The purpose of the homeowner in an HOA is to pay and pay and pay. Donie Vanitzian, a homeowner rights advocate and author, said it back in her 2002 book, Villaappalling! Destroying the Myth of Affordable Community Living,
When homeowners move into [an HOA] they have only: Obligations to pay out money. . . They also pay out when and if the board tells them, ‘You have to pay’ . . . . Should you disagree with the board’s order (agenda or whim) to pay, you still have to pay to prove that you don’t have to pay. (P. 296).
This message was recently taken to heart by the Nevada Real Estate Dept. (RED) in response to a request for an advisory opinion by homeowner rights advocate, Jonathan Friedrich. This issue is a common, and one example of the broader issue of, “the homeowner pays and pays everything.” Friedrich asked: “Does NRS 116.3115(6) give an association the right to charge a unit’s owner an attorney fee when the association’s attorney attends a hearing against a unit’s owner?”
The RED concluded,
Exercising the due process right to a hearing on an alleged violation under NRS 116.31031 is not in and of itself “misconduct,” “willful misconduct,” or “gross negligence.” Associations should not be using NRS 116.3115(6) to pass on any attorney fees resulting from a hearing, especially where the association imposes a fine to the maximum extent possible under NRS 116.31031. NRS 116 specifically provides for attorney’s fees to be provided to prevailing parties under NRS 116.4117 in civil actions to enforce the governing documents or NRS u6. The court is not required to award attorney’s fees even if an association is the prevailing party.

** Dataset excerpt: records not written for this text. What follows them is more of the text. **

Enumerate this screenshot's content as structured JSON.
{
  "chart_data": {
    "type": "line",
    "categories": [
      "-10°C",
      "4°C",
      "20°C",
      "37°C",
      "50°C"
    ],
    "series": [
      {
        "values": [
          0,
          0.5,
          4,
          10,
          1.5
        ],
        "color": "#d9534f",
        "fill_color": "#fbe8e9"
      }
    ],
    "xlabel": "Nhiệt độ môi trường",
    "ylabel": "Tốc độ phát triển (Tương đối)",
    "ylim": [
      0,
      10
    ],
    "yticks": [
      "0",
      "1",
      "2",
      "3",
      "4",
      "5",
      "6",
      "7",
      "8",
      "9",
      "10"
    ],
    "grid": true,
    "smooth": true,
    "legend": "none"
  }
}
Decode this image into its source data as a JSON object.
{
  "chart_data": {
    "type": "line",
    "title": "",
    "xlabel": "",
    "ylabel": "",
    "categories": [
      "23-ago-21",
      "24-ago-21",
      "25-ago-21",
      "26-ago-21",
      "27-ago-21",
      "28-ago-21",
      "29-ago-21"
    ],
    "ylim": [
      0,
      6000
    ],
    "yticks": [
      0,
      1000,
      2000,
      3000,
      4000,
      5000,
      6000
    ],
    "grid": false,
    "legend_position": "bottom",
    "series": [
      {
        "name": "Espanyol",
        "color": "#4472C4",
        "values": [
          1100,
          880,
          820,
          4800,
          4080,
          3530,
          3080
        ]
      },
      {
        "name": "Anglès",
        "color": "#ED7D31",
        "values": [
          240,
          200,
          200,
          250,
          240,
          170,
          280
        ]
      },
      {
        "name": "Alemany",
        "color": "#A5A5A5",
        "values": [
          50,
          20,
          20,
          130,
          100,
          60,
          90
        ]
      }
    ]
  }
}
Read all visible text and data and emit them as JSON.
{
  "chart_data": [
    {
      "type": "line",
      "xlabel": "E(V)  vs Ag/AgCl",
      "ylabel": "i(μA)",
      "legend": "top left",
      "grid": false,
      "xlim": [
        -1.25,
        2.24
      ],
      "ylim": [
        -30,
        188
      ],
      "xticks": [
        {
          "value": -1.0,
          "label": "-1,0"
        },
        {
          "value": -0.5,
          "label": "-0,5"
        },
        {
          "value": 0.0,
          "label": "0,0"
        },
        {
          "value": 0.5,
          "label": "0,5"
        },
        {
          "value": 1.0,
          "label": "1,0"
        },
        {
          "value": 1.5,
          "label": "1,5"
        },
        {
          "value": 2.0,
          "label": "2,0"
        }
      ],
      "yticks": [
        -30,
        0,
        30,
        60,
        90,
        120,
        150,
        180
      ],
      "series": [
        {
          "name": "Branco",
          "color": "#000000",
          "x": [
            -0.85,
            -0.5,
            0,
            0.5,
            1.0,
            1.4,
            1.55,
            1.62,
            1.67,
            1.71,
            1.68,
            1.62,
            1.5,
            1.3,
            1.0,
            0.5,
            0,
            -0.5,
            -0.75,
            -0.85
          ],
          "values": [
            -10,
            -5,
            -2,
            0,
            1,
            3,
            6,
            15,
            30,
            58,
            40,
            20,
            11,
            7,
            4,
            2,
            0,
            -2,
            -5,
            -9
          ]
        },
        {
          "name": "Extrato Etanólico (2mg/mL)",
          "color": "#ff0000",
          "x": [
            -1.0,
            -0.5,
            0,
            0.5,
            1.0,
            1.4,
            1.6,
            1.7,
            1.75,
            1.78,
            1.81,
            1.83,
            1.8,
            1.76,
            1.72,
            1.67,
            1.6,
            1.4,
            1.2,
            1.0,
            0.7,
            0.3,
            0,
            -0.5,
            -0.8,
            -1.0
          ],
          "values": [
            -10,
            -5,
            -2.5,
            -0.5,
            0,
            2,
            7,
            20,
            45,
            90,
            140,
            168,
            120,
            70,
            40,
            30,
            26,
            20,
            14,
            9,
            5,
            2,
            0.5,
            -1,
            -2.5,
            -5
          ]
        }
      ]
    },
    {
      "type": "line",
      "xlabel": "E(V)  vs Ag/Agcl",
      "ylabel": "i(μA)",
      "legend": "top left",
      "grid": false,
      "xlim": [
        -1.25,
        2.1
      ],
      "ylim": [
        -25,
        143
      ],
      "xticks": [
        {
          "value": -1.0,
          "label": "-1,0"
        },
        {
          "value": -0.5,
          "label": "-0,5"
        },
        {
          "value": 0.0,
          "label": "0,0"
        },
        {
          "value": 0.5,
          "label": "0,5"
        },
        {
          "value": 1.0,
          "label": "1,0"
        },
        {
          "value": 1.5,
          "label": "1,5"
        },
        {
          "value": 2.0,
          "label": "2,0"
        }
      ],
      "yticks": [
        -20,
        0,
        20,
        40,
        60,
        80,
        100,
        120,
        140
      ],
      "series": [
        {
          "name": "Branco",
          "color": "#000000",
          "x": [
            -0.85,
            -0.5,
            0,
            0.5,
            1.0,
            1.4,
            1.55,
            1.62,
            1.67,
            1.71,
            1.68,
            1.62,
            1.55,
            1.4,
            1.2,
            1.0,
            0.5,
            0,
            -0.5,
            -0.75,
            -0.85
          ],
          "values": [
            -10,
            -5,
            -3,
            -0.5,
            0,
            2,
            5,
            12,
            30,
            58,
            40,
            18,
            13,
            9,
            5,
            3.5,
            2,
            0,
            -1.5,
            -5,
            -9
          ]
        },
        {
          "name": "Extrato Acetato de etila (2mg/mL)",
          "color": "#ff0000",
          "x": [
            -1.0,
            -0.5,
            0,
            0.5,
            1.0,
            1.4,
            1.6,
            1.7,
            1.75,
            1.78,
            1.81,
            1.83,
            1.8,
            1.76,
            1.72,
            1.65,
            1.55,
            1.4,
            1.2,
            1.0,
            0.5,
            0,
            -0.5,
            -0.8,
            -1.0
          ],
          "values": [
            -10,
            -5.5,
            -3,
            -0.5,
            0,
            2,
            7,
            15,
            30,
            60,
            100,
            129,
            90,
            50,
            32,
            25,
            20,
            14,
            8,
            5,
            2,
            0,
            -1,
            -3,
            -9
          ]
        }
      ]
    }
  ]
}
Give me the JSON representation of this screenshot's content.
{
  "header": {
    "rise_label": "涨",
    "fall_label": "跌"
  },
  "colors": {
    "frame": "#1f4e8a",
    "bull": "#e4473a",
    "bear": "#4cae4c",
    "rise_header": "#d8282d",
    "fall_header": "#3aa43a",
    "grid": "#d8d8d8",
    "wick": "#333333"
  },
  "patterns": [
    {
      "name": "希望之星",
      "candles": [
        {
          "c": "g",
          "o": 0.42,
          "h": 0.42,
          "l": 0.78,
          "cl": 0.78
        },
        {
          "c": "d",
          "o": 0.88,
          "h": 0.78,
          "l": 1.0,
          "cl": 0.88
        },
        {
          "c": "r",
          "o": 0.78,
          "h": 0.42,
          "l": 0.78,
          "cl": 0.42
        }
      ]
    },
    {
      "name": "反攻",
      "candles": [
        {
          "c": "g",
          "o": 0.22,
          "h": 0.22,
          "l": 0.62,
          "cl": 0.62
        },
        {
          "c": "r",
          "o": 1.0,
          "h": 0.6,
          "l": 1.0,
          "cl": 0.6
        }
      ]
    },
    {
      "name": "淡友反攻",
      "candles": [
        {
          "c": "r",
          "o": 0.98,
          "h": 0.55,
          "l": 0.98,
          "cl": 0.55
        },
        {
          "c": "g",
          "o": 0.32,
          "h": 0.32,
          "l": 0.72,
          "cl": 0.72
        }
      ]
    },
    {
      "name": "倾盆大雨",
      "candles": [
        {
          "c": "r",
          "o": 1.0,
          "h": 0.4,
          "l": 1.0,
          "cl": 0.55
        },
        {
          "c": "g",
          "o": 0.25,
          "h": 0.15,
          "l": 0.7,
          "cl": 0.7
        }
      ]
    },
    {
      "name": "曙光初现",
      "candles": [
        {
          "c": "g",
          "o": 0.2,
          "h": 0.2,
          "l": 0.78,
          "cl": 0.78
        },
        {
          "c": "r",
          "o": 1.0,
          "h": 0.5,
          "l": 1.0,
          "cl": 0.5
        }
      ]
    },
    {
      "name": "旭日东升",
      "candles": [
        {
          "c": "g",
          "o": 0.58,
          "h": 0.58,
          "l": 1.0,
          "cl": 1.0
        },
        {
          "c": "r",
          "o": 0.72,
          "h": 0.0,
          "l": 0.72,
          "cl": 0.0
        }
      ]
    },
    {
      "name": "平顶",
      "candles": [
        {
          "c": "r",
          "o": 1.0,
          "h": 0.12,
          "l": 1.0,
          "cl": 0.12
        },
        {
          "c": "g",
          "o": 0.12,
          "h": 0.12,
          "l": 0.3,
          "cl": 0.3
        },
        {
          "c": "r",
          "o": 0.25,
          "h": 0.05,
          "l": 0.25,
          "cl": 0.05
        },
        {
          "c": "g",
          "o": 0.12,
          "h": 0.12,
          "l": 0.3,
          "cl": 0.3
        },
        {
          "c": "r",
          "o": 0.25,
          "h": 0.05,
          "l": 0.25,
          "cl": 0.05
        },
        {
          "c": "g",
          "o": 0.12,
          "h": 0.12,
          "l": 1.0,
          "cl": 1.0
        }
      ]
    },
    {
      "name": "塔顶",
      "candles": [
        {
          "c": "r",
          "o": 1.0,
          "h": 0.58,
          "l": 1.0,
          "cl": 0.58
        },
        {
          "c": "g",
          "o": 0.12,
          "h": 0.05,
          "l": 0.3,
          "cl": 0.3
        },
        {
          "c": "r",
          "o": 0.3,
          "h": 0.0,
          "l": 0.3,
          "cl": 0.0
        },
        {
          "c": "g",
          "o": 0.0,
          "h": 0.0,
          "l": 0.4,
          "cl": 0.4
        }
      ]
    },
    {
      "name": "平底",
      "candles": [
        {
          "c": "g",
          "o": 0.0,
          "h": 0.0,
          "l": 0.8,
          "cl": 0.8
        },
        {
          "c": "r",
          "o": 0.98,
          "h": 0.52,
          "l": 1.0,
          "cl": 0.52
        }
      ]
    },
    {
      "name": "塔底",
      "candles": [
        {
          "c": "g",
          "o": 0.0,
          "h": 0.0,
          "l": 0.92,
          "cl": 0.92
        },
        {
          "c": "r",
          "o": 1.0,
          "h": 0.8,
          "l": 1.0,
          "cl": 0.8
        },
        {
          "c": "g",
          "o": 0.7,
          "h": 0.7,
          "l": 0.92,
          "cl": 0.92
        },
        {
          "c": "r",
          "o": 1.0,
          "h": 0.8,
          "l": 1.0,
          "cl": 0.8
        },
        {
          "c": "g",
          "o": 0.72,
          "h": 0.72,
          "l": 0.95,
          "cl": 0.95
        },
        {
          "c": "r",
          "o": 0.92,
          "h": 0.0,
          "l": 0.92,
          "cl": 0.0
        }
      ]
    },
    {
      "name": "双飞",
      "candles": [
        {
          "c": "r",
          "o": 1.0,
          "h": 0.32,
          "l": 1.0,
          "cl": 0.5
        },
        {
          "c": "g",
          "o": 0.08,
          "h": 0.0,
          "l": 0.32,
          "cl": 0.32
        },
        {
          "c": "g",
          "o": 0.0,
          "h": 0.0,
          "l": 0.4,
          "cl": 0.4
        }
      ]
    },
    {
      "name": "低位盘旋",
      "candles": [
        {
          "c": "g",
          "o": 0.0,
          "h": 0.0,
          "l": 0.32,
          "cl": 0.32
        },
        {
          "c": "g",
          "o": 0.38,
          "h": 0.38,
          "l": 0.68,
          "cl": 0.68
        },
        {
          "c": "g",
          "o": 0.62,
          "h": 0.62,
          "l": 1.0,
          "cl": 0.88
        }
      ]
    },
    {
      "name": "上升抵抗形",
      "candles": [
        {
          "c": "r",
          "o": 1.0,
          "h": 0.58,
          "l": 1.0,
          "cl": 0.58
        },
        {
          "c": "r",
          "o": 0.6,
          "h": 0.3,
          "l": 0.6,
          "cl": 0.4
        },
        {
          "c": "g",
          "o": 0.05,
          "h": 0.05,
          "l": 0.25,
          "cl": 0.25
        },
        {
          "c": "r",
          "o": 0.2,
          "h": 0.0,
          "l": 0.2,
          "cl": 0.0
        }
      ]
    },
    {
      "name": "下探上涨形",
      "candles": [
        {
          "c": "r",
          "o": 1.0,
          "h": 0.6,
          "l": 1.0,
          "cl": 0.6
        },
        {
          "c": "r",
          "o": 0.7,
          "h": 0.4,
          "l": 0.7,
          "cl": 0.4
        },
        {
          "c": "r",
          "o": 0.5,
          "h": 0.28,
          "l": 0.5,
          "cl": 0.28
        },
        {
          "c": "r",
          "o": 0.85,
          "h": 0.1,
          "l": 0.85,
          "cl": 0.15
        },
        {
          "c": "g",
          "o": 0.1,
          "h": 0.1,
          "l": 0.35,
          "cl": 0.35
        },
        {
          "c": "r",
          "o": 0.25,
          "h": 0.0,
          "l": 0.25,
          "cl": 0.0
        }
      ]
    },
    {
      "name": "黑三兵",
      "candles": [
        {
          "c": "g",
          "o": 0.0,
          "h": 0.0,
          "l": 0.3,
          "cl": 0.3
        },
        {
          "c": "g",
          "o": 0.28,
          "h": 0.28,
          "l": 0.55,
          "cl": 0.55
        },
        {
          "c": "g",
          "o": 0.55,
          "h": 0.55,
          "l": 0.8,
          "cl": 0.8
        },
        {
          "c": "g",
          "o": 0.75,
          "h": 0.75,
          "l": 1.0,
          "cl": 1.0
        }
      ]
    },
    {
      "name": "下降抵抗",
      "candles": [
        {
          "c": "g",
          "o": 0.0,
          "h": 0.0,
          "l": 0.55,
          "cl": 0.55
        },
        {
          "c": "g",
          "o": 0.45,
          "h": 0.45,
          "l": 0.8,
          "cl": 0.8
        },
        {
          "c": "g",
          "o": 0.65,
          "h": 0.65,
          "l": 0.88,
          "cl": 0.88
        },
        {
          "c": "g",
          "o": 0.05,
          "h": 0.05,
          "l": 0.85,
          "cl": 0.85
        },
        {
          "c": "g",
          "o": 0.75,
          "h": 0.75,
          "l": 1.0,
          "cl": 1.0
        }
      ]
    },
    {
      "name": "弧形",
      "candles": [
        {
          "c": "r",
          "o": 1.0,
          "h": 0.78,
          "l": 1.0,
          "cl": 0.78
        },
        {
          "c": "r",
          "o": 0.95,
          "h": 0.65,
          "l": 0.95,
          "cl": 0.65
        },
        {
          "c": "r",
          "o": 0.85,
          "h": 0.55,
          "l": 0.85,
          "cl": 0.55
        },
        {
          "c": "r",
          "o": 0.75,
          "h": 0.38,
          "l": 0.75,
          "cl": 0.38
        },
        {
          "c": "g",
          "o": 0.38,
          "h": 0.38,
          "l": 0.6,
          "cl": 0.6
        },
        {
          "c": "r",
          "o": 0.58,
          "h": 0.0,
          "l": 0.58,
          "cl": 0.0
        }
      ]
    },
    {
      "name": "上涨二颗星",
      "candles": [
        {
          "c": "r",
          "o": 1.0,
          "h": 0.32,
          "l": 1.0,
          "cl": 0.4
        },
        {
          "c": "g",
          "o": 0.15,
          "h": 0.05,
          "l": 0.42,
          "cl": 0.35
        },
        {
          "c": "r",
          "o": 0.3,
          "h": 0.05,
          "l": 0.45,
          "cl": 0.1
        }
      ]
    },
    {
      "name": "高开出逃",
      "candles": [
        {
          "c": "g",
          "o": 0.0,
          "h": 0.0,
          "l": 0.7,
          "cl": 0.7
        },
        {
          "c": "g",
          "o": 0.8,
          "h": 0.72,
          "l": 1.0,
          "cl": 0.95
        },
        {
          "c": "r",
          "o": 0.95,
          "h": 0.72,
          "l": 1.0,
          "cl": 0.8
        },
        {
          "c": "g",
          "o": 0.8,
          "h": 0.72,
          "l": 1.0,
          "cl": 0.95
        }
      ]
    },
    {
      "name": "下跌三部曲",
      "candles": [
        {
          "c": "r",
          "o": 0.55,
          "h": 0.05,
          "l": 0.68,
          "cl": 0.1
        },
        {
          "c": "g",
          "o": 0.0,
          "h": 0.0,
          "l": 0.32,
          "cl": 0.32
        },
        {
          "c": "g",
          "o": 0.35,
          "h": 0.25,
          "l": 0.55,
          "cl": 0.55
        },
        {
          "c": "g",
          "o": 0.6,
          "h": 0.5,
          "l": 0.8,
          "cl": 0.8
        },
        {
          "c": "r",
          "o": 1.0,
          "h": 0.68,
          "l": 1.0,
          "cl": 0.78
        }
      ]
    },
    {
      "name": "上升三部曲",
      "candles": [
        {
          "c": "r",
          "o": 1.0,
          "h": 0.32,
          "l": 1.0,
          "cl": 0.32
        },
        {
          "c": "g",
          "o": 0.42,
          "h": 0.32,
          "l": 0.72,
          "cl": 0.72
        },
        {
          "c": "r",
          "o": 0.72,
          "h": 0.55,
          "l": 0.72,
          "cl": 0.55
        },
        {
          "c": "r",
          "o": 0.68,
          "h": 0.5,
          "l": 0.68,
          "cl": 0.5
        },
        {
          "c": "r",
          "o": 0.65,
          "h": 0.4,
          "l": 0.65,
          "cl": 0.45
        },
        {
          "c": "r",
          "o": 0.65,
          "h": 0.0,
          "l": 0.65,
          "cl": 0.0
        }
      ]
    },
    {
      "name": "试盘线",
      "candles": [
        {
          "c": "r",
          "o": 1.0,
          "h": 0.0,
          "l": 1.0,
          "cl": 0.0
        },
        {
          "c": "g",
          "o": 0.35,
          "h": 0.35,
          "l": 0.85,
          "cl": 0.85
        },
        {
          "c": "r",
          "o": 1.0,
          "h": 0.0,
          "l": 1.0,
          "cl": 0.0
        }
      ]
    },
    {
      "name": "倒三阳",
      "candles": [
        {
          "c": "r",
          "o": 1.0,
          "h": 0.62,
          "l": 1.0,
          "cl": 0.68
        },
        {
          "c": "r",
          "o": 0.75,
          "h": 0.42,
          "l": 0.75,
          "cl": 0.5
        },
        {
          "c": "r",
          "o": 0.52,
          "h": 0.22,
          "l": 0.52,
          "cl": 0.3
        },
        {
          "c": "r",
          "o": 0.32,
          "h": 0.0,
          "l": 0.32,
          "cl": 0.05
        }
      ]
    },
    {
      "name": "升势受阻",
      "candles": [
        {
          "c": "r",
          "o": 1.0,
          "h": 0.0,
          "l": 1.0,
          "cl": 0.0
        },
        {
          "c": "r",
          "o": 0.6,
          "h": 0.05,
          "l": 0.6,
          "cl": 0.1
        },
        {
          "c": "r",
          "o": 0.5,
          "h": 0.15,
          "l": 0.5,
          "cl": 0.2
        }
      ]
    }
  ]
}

Association board members who chose to have an attorney present at alleged violation hearings do so at the expense of all the unit owners. Such expense cannot be passed on to a particular unit owner.
Let’s look into some of these money making practices, not for the HOA, but for the HOA attorney, which serve to intimidate the homeowner by means of legalized extortion – demanding payments under the threat of harm or injury.
Understand that the modus operandi here – the reason for doing – is fostered by the legal HOA scheme that allows the HOA attorney to control and strongly influence board decisions in its favor. (Relying on expert advice will relieve the director of any personal liability). And that is to go to court under the justification, “You can’t let the masses get away with anything as it undermines your authority to rule.” My words, but to the point. So, why not adopt a hostile, no holds barred approach which generates income for the attorney. And, making this approach more appealable to the board by pointing the HOA legal scheme, the attorney tells the board, “Don’t worry, you can charge all this back to the homeowner.”
Another prevalent tactic occurs in an attempt to work out issues with the board on matters of alleged fines or late assessment payments. The homeowner is often told to talk to the attorney and not anyone else, where the attorney tacks on his usual fee of $150 – $300 per transaction. Shades of banana republic justice! This amounts to legalized extortion — pay to resolve our charges even before a hearing on the merits takes place. But, we all know the hearing is just window dressing — we’ll give you a fair hearing before saying, “Guilty.” Makes you wonder why the HOA attorneys do not fight for a fair and just due process procedure like that offered by the Office of Administrative Hearings in Arizona, doesn’t it?
I congratulate the Nevada RED for its just and fair opinion, and Jonathan Friedrich for seeking the opinion. We need justice for homeowners from our state protective agencies to put a stop to these obvious HOA banana republic tactics.
We need to seriously look into the roles of the HOA attorneys and their overbearing advice to go to court no matter what. And many times these court actions are frivolous and violate rules of civil procedure relating to a meaningful action based on an examination of the facts and the law by the attorney.